Syria: Bashar al-Assad sends personal message to west as he takes wife and children to rally

Syria’s President Bashar al-Assad sent a very personal challenge to the world, taking his wife and young children on a filmed walkabout with cheering supporters as he promised to finish off the uprising against his rule.

By Richard Spencer, Middle East Correspondent
7:53PM GMT 11 Jan 2012

Attending a rally in Damascus, Mr Assad reiterated the central theme of his speech on Tuesday, his first since June, that the outside world would not stop him seeking a military rather than negotiated end to the revolt. He said he wanted to “draw from the strength” of those still backing him. “Without a doubt we will defeat the conspiracy, which is nearing its end,” he said, in deliberately and unusually casual mode, with open-necked shirt.
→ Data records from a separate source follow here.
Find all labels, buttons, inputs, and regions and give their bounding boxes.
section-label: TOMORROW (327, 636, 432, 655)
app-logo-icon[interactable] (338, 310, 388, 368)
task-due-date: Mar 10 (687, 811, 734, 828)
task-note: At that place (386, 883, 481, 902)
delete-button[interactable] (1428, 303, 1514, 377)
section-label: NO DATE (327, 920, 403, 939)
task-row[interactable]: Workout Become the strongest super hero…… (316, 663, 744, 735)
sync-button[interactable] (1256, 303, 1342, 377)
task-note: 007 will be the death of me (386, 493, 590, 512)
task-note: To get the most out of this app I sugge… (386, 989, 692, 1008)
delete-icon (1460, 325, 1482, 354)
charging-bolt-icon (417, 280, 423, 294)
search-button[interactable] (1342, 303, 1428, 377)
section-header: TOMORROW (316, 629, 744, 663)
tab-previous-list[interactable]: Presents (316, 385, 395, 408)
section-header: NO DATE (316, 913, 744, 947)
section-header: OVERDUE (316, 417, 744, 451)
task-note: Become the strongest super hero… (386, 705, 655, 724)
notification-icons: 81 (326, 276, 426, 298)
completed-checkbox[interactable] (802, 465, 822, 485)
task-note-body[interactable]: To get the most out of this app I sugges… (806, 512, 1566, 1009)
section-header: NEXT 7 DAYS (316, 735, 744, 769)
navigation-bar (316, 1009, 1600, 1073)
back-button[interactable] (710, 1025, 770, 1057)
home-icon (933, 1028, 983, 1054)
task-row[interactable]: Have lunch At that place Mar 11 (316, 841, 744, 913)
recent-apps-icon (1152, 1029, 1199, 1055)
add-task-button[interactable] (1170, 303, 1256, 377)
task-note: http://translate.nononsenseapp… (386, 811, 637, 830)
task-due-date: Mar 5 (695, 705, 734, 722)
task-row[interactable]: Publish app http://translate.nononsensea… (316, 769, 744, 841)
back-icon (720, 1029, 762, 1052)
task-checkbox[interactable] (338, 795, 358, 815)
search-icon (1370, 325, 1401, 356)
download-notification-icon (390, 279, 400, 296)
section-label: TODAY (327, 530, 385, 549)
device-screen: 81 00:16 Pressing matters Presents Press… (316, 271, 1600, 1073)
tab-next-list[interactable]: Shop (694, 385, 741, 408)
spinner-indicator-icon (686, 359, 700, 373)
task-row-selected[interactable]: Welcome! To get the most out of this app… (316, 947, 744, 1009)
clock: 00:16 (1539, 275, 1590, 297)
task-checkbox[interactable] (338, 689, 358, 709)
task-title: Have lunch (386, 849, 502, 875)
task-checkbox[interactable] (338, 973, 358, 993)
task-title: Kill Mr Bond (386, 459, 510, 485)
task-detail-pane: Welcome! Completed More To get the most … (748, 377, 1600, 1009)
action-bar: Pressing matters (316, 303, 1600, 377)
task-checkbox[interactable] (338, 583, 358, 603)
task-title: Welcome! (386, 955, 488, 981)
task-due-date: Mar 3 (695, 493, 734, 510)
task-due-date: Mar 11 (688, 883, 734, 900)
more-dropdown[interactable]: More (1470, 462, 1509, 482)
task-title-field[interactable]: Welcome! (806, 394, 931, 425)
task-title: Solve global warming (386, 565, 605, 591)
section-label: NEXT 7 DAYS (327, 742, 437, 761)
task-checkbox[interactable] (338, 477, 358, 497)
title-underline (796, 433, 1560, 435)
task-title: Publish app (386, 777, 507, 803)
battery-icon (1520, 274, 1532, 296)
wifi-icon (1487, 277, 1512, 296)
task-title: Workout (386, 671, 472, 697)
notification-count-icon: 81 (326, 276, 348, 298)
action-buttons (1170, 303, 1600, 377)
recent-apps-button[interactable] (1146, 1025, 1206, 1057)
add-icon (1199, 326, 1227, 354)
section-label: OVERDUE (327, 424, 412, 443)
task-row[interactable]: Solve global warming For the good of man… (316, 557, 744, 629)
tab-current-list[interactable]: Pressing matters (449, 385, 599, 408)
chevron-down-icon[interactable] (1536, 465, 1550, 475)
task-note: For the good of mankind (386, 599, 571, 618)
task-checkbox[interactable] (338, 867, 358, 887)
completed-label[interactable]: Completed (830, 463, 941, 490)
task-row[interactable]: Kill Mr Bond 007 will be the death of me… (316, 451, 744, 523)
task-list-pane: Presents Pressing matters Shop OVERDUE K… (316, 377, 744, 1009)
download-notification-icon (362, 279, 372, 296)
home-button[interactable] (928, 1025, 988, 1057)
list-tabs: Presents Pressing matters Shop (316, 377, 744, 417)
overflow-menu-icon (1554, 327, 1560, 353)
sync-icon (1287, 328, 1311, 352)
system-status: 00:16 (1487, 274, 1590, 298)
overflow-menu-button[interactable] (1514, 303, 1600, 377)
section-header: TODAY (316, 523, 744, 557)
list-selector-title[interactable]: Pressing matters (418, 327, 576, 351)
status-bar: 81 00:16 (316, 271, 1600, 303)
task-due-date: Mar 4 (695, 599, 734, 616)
The appearance alongside him of his British-born wife Asma came as a surprise. A former investment banker who was brought up in London by her Syrian parents, a cardiologist and diplomat, and attended Queen’s College, a London private school, she was once seen as a figurehead of reformist elements in the regime.

She had kept such a low profile since the start of the uprising that she was at one stage rumoured to have fled the country and returned to Britain, a claim her presence at the rally in the historic Umayyad Square may have been designed to quell.

The presence of Mr Assad’s children was an even greater act of defiance, given the family nature of the regime which he inherited from his father and which he now runs with his brother and brother-in-law.

His son, Hafez, 10, is named after his father, whose coup and 30-year dictatorship created modern Syria. His daughter, Zain, is 8, and younger son Karim, 6. The children appeared confused and frightened in pictures beamed across the world from the scene.

Opposition figures were already accusing Mr Assad of being in denial over his speech, in which he poured scorn on the Arab League peace mission to the country and made little mention of allegations of abuse levelled against his forces by the United Nations and others.

“He still speaks of the existence of a global conspiracy against Syria,” Omar al-Khani, of the Syrian Revolution General Commission, told The Daily Telegraph from Damascus. “But who killed more than six thousand people in Syria so far?”

Earlier in the day, one member of the Arab League monitoring mission resigned, saying it was a “farce” that was being orchestrated to buy time and hunt down activists who spoke to them.

The observer, Anwar Malek, a prominent Algerian writer, said what he had seen in Syria was a “humanitarian disaster”. “The regime isn’t committing one war crime but a series of crimes against its people,” he said in a dramatic interview with Al-Jazeera television, while still wearing his orange observer’s jacket.

“The regime has gained a lot of time that has helped it to implement its plan. They wanted to use this mission and they’ve sent spies and intelligence officers with our team to act as drivers and minders to get our information and as soon as we left an area they attacked people.” The League decided at a meeting on Sunday to push ahead with the mission and even expand it despite criticism that it was achieving little. It is now under even more pressure since Mr Assad’s speech.

The League was further humiliated at the United Nations on Tuesday night when the assistant secretary-general, Lynn B. Pascoe, said that 400 people had been killed in the ten days after the observers arrived, a rate higher than the average according to Susan Rice, the United States’ ambassador.

The League justified the continuance of the mission by saying it had reduced the level of violence.

Activists claim the latest atrocity was the killing of a four-month-old girl, Afaf Mahmoud al-Sarakbi, whose body allegedly showed signs of beating when it was returned to her family though the cause of her death could not be verified independently.

She was with her father, an activist, and mother when they were seized trying to escape from Homs two weeks ago, activists said. The parents have not been seen since.

“These are the reforms of the Assad regime – the torture and killing of children,” Mr Khani said.